If the preliminary test indicates PKU, the doctor may order additional blood tests and urine tests or genetic testing to confirm the diagnosis. If a parent has PKU or a family history of the condition, the doctor may order tests prior to pregnancy or birth. It is vital that women who have PKU follow their low-phenylalanine diet very carefully during pregnancy.

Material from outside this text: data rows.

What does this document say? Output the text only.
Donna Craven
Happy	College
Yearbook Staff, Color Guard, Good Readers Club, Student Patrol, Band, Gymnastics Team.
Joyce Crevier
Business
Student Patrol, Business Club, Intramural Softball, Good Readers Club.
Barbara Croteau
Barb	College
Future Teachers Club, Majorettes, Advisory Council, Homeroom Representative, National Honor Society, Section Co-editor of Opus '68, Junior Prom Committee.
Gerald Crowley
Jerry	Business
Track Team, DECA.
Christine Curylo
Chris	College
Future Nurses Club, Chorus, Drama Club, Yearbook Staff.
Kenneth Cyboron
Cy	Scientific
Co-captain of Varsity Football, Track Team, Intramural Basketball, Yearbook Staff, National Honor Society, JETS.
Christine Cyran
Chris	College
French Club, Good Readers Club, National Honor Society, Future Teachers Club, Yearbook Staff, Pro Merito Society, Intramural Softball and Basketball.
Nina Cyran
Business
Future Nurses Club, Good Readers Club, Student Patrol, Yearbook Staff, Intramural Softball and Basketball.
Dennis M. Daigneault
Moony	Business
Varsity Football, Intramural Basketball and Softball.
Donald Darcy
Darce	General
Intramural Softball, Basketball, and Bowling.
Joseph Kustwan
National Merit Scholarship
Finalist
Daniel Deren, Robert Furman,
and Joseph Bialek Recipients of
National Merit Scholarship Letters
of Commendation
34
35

High levels of phenylalanine can pass from mother to baby leading to birth defects. If older children or adults start to develop symptoms of PKU, the doctor will likely order blood tests to check for the presence of the phenylalanine hydroxylase enzyme.
Treatment & Therapy
It is possible to relieve PKU symptoms and prevent complications with medications and a special diet. The PKU diet limits foods containing phenylalanine. Babies with PKU must avoid breast milk and are typically placed on a special formula called Lofenalac®. High protein foods excluded on the PKU diet include:
Individuals with PKU must consume a special PKU formula to ensure they are getting an adequate amount of protein. The formula contains all of the essential amino acids except phenylalanine. Some health food stores are now offering PKU-friendly foods. The PKU meal plan varies with the needs of the person and can change throughout life.
Individuals with PKU should work closely with a dietician or doctor to ensure they maintain healthy phenylalanine levels while still getting a balance of other nutrients. They will also have to keep a detailed record of all foods consumed during the day to keep phenylalanine levels in check.
The drug sapropterin was recently approved by the Food and Drug Administration to treat PKU. The drug is used in combination with the PKU meal plan and is most effective in those affected by a mild case of PKU.
Prevention & Prophylaxis
Women with PKU can limit the likelihood of birth defects in their baby by following their diet carefully and working closely with their OB/GYN. All parents should have their children tested for PKU as soon as possible after birth. Children born with PKU can lead healthy, happy lives as long as they are started on the PKU diet as soon as possible after birth.